A: The Authority decided on August 21, 2013 that the proposed project on Land Block 2 of the Ward Neighborhood Master Plan shall not encroach in the view corridor and that the required view corridor distance shall remain. This decision resulted in a condition on the permit that requires any future development across Kamakee Street to be setback a greater distance in order to maintain the view corridor.
Q: What must developers do to obtain a height variance for a new residential building?
A: See answer to question #6 above. A variance or modification in height can only be requested where it involves the construction of workforce housing.
Q: What criteria is HCDA using to evaluate minor modifications – e.g., is there a requirement that the modification will improve the development project?
A: For development projects vested under the 2005 rules (Chapter 22), Sections 15-22-22, 15-22-88, and 15-22-120 establish the criteria for considering a modification request. 2011 rules (Chapter 217 and 218) do not have a provision for modification, except for qualifying Workforce Housing.
Q: Why is HCDA deciding on developments piecemeal, on a project-by- project basis, which makes it very difficult for the community to get the information or have concerns addressed by the developer or by HCDA?

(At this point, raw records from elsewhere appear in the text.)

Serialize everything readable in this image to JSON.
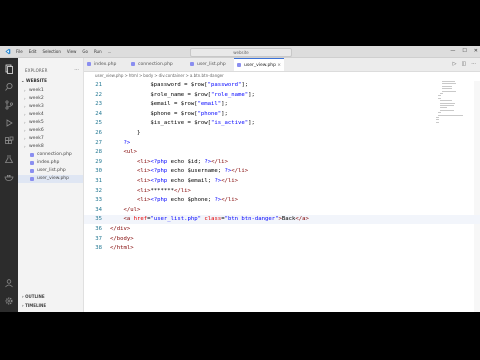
{
  "titlebar": {
    "menu": [
      "File",
      "Edit",
      "Selection",
      "View",
      "Go",
      "Run",
      "..."
    ],
    "command_center": "website",
    "controls": [
      "—",
      "☐",
      "✕"
    ]
  },
  "sidebar": {
    "title": "EXPLORER",
    "section": "WEBSITE",
    "items": [
      {
        "label": "week1",
        "kind": "folder"
      },
      {
        "label": "week2",
        "kind": "folder"
      },
      {
        "label": "week3",
        "kind": "folder"
      },
      {
        "label": "week4",
        "kind": "folder"
      },
      {
        "label": "week5",
        "kind": "folder"
      },
      {
        "label": "week6",
        "kind": "folder"
      },
      {
        "label": "week7",
        "kind": "folder"
      },
      {
        "label": "week8",
        "kind": "folder"
      },
      {
        "label": "connection.php",
        "kind": "file"
      },
      {
        "label": "index.php",
        "kind": "file"
      },
      {
        "label": "user_list.php",
        "kind": "file"
      },
      {
        "label": "user_view.php",
        "kind": "file",
        "active": true
      }
    ],
    "outline": "OUTLINE",
    "timeline": "TIMELINE"
  },
  "tabs": [
    {
      "label": "index.php"
    },
    {
      "label": "connection.php"
    },
    {
      "label": "user_list.php"
    },
    {
      "label": "user_view.php",
      "active": true
    }
  ],
  "breadcrumb": [
    "user_view.php",
    ">",
    "html",
    ">",
    "body",
    ">",
    "div.container",
    ">",
    "a.btn.btn-danger"
  ],
  "editor": {
    "lines": [
      {
        "n": "21",
        "text": "            $password = $row[\"password\"];"
      },
      {
        "n": "22",
        "text": "            $role_name = $row[\"role_name\"];"
      },
      {
        "n": "23",
        "text": "            $email = $row[\"email\"];"
      },
      {
        "n": "24",
        "text": "            $phone = $row[\"phone\"];"
      },
      {
        "n": "25",
        "text": "            $is_active = $row[\"is_active\"];"
      },
      {
        "n": "26",
        "text": "        }"
      },
      {
        "n": "27",
        "text": "    ?>"
      },
      {
        "n": "28",
        "text": "    <ul>"
      },
      {
        "n": "29",
        "text": "        <li><?php echo $id; ?></li>"
      },
      {
        "n": "30",
        "text": "        <li><?php echo $username; ?></li>"
      },
      {
        "n": "31",
        "text": "        <li><?php echo $email; ?></li>"
      },
      {
        "n": "32",
        "text": "        <li>*******</li>"
      },
      {
        "n": "33",
        "text": "        <li><?php echo $phone; ?></li>"
      },
      {
        "n": "34",
        "text": "    </ul>"
      },
      {
        "n": "35",
        "text": "    <a href=\"user_list.php\" class=\"btn btn-danger\">Back</a>"
      },
      {
        "n": "36",
        "text": "</div>"
      },
      {
        "n": "37",
        "text": "</body>"
      },
      {
        "n": "38",
        "text": "</html>"
      }
    ],
    "current_line": "35"
  },
  "colors": {
    "activity_bar": "#2c2c2c",
    "accent": "#3d73d8",
    "line_number": "#237893",
    "tag": "#800000",
    "attribute": "#e50000",
    "string": "#0000ff"
  }
}
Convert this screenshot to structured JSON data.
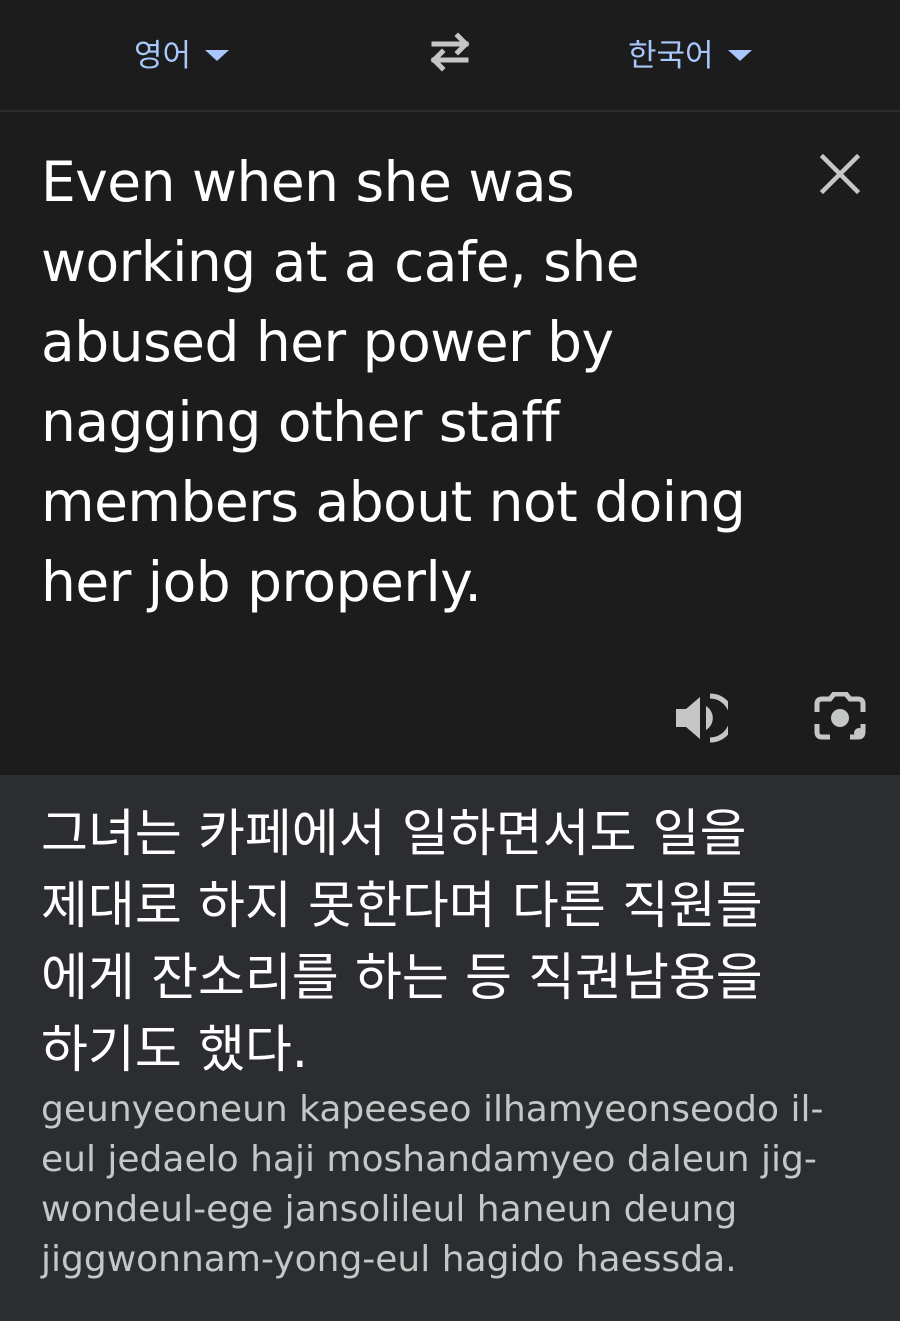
{
  "header": {
    "source_language": "영어",
    "target_language": "한국어"
  },
  "icons": {
    "language_dropdown": "caret-down-icon",
    "swap": "swap-arrows-icon",
    "clear": "close-icon",
    "speaker": "speaker-icon",
    "camera": "camera-lens-icon"
  },
  "source": {
    "lines": [
      "Even when she was",
      "working at a cafe, she",
      "abused her power by",
      "nagging other staff",
      "members about not doing",
      "her job properly."
    ]
  },
  "result": {
    "lines": [
      "그녀는 카페에서 일하면서도 일을",
      "제대로 하지 못한다며 다른 직원들",
      "에게 잔소리를 하는 등 직권남용을",
      "하기도 했다."
    ],
    "romanization_lines": [
      "geunyeoneun kapeeseo ilhamyeonseodo il-",
      "eul jedaelo haji moshandamyeo daleun jig-",
      "wondeul-ege jansolileul haneun deung",
      "jiggwonnam-yong-eul hagido haessda."
    ]
  },
  "colors": {
    "background": "#1c1c1d",
    "result_background": "#2b2d31",
    "accent": "#a8c7fa",
    "icon": "#c4c7c5",
    "romanization": "#c4c7c5"
  }
}
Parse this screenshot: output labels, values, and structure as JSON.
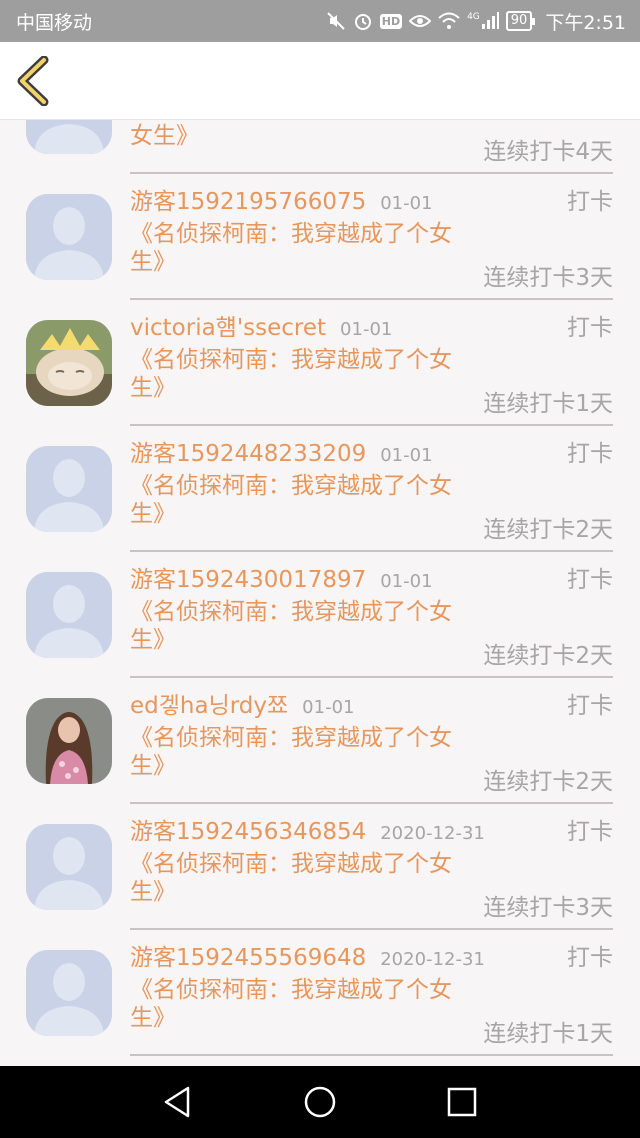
{
  "status_bar": {
    "carrier": "中国移动",
    "network": "4G",
    "battery": "90",
    "time": "下午2:51"
  },
  "header": {
    "back_icon": "chevron-left-icon"
  },
  "list": [
    {
      "name": "",
      "date": "",
      "action": "",
      "book": "女生》",
      "streak": "连续打卡4天",
      "avatar": "default"
    },
    {
      "name": "游客1592195766075",
      "date": "01-01",
      "action": "打卡",
      "book": "《名侦探柯南：我穿越成了个女生》",
      "streak": "连续打卡3天",
      "avatar": "default"
    },
    {
      "name": "victoria햼'ssecret",
      "date": "01-01",
      "action": "打卡",
      "book": "《名侦探柯南：我穿越成了个女生》",
      "streak": "连续打卡1天",
      "avatar": "cat-photo"
    },
    {
      "name": "游客1592448233209",
      "date": "01-01",
      "action": "打卡",
      "book": "《名侦探柯南：我穿越成了个女生》",
      "streak": "连续打卡2天",
      "avatar": "default"
    },
    {
      "name": "游客1592430017897",
      "date": "01-01",
      "action": "打卡",
      "book": "《名侦探柯南：我穿越成了个女生》",
      "streak": "连续打卡2天",
      "avatar": "default"
    },
    {
      "name": "ed겧ha닝rdy쬬",
      "date": "01-01",
      "action": "打卡",
      "book": "《名侦探柯南：我穿越成了个女生》",
      "streak": "连续打卡2天",
      "avatar": "girl-photo"
    },
    {
      "name": "游客1592456346854",
      "date": "2020-12-31",
      "action": "打卡",
      "book": "《名侦探柯南：我穿越成了个女生》",
      "streak": "连续打卡3天",
      "avatar": "default"
    },
    {
      "name": "游客1592455569648",
      "date": "2020-12-31",
      "action": "打卡",
      "book": "《名侦探柯南：我穿越成了个女生》",
      "streak": "连续打卡1天",
      "avatar": "default"
    },
    {
      "name": "",
      "date": "",
      "action": "",
      "book": "",
      "streak": "",
      "avatar": "default"
    }
  ],
  "nav_bar": {
    "back": "triangle-back-icon",
    "home": "circle-home-icon",
    "recent": "square-recent-icon"
  },
  "colors": {
    "accent": "#e6975d",
    "muted": "#a6a6a6",
    "avatar_default": "#c9d2e6"
  }
}
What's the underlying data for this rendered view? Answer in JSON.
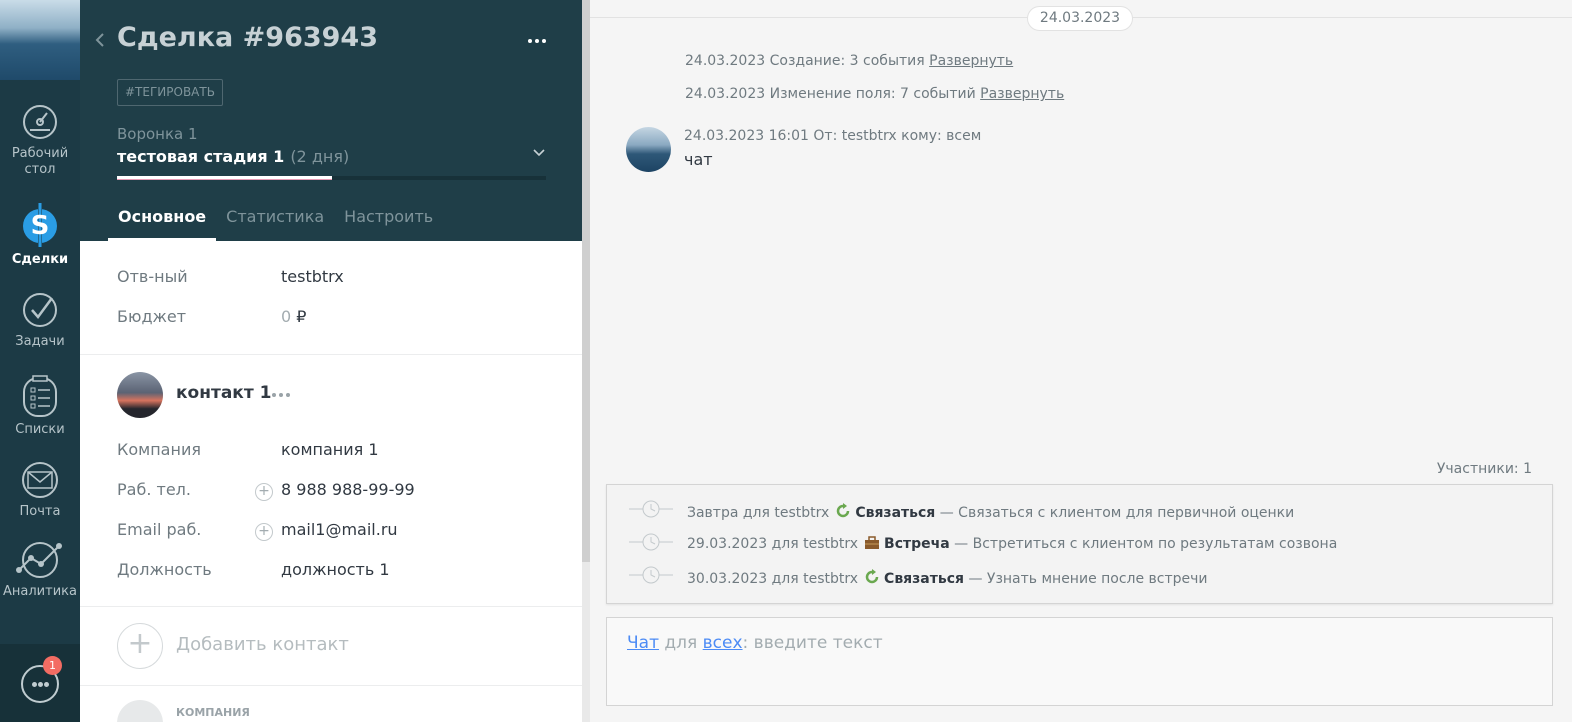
{
  "nav": {
    "items": [
      {
        "label_line1": "Рабочий",
        "label_line2": "стол",
        "icon": "dashboard-icon"
      },
      {
        "label": "Сделки",
        "icon": "dollar-icon"
      },
      {
        "label": "Задачи",
        "icon": "checkmark-icon"
      },
      {
        "label": "Списки",
        "icon": "list-icon"
      },
      {
        "label": "Почта",
        "icon": "envelope-icon"
      },
      {
        "label": "Аналитика",
        "icon": "chart-icon"
      }
    ],
    "chat_badge": "1"
  },
  "card": {
    "title": "Сделка #963943",
    "tag_button": "#ТЕГИРОВАТЬ",
    "funnel": "Воронка 1",
    "stage": "тестовая стадия 1",
    "stage_days": "(2 дня)",
    "stage_progress": 0.5,
    "tabs": [
      "Основное",
      "Статистика",
      "Настроить"
    ],
    "fields": {
      "responsible_label": "Отв-ный",
      "responsible_value": "testbtrx",
      "budget_label": "Бюджет",
      "budget_value": "0",
      "budget_currency": "₽"
    },
    "contact": {
      "name": "контакт 1",
      "company_label": "Компания",
      "company_value": "компания 1",
      "phone_label": "Раб. тел.",
      "phone_value": "8 988 988-99-99",
      "email_label": "Email раб.",
      "email_value": "mail1@mail.ru",
      "position_label": "Должность",
      "position_value": "должность 1"
    },
    "add_contact": "Добавить контакт",
    "company_section": "КОМПАНИЯ"
  },
  "feed": {
    "date": "24.03.2023",
    "events": [
      {
        "text": "24.03.2023 Создание: 3 события",
        "link": "Развернуть"
      },
      {
        "text": "24.03.2023 Изменение поля: 7 событий",
        "link": "Развернуть"
      }
    ],
    "message": {
      "meta": "24.03.2023 16:01 От: testbtrx кому: всем",
      "text": "чат"
    },
    "participants": "Участники: 1",
    "tasks": [
      {
        "when": "Завтра для testbtrx",
        "type": "Связаться",
        "desc": "— Связаться с клиентом для первичной оценки",
        "icon": "refresh-icon"
      },
      {
        "when": "29.03.2023 для testbtrx",
        "type": "Встреча",
        "desc": "— Встретиться с клиентом по результатам созвона",
        "icon": "briefcase-icon"
      },
      {
        "when": "30.03.2023 для testbtrx",
        "type": "Связаться",
        "desc": "— Узнать мнение после встречи",
        "icon": "refresh-icon"
      }
    ],
    "composer": {
      "chat_link": "Чат",
      "for_text": "для",
      "all_link": "всех",
      "placeholder": ": введите текст"
    }
  }
}
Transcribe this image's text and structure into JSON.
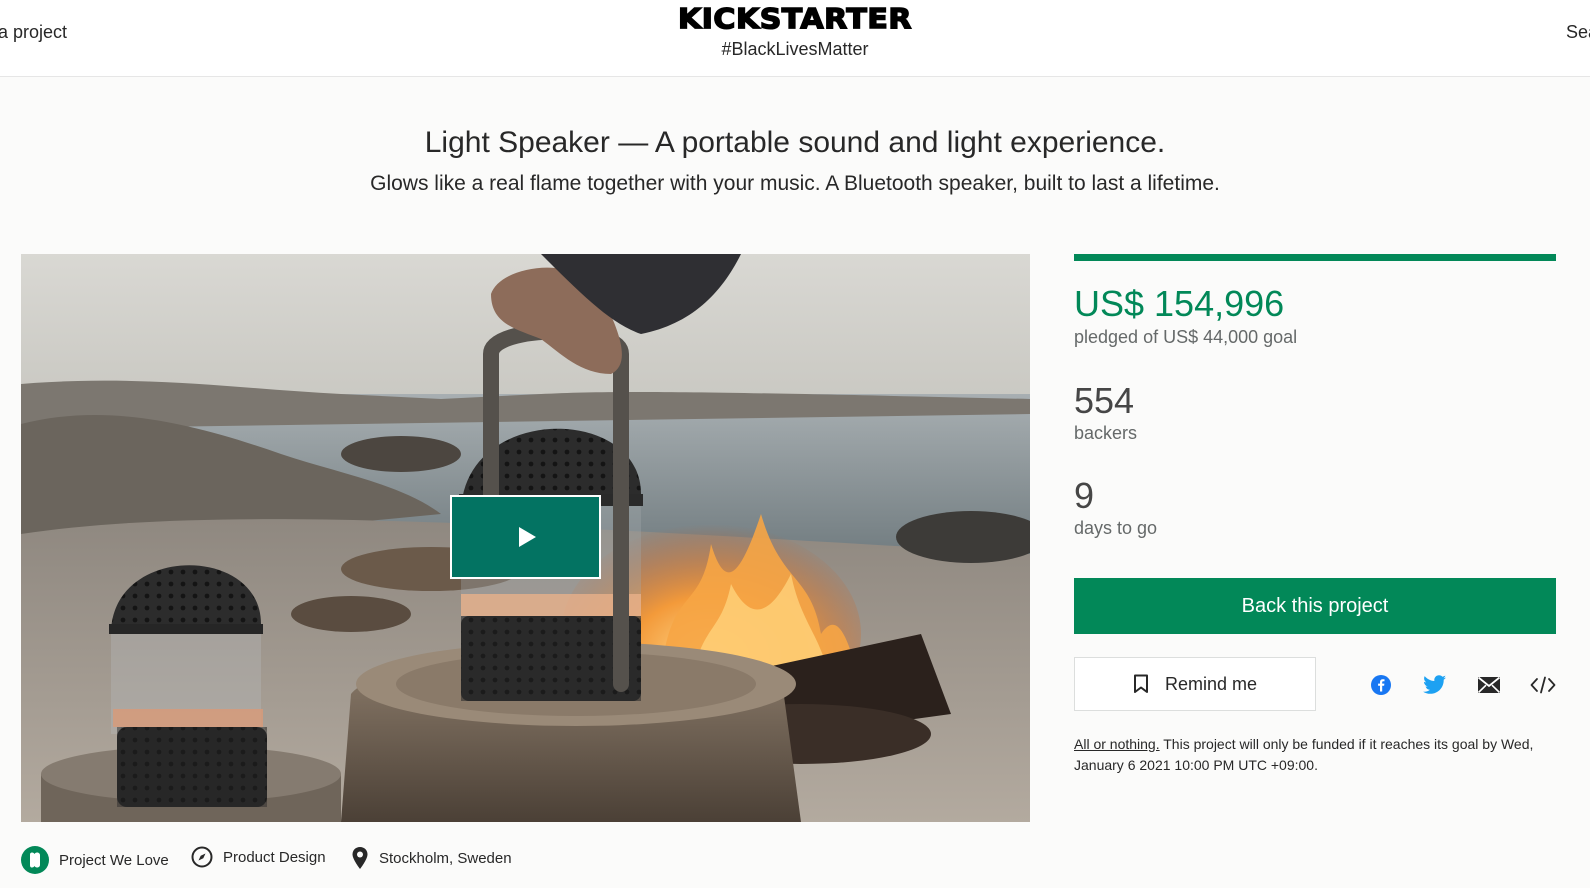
{
  "header": {
    "start_project": "a project",
    "logo": "KICKSTARTER",
    "tagline": "#BlackLivesMatter",
    "search": "Sea"
  },
  "project": {
    "title": "Light Speaker — A portable sound and light experience.",
    "subtitle": "Glows like a real flame together with your music. A Bluetooth speaker, built to last a lifetime."
  },
  "stats": {
    "pledged": "US$ 154,996",
    "pledged_of": "pledged of US$ 44,000 goal",
    "funded_fraction": 1.0,
    "backers": "554",
    "backers_label": "backers",
    "days": "9",
    "days_label": "days to go"
  },
  "actions": {
    "back": "Back this project",
    "remind": "Remind me"
  },
  "share_icons": [
    "facebook-icon",
    "twitter-icon",
    "email-icon",
    "embed-icon"
  ],
  "all_or_nothing": {
    "link": "All or nothing.",
    "text": " This project will only be funded if it reaches its goal by Wed, January 6 2021 10:00 PM UTC +09:00."
  },
  "meta": {
    "badge": "Project We Love",
    "category": "Product Design",
    "location": "Stockholm, Sweden"
  },
  "colors": {
    "brand_green": "#028858",
    "play_button": "#037362",
    "facebook": "#1877f2",
    "twitter": "#1da1f2"
  }
}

A: The Mauka Area Plan is a development plan for the whole Kakaako Community Development District. The HCDA conducted a long and involved community review process before adopting this thorough plan. After years of input, the plan and rules were adopted in 2011. It can be found on the HCDA website at www.hcdaweb.org. In addition to the established plans, there are two master plans from Howard Hughes Corp. and Kamehameha Schools that have been approved along with the district master plan, which are also available on the website. All of these plans have been part of public discussion for years.
Q: Why aren’t local companies the developers for these projects?
A: There are several projects currently being proposed by local developers in Kakaako. However, the HCDA cannot regulate who can and cannot do business within Kakaako, as private landowners are responsible for hiring developers according to their various business models.
Q: Will government funds or bonds be used to make the HCDA development projects more viable? Will government money or bonds be used to support local business development?
A: Government funds have been used in the past and may be used in the future for improvement district (ID) and/or development projects. Some of the HCDA ID and/or development projects will certainly produce benefits for local businesses.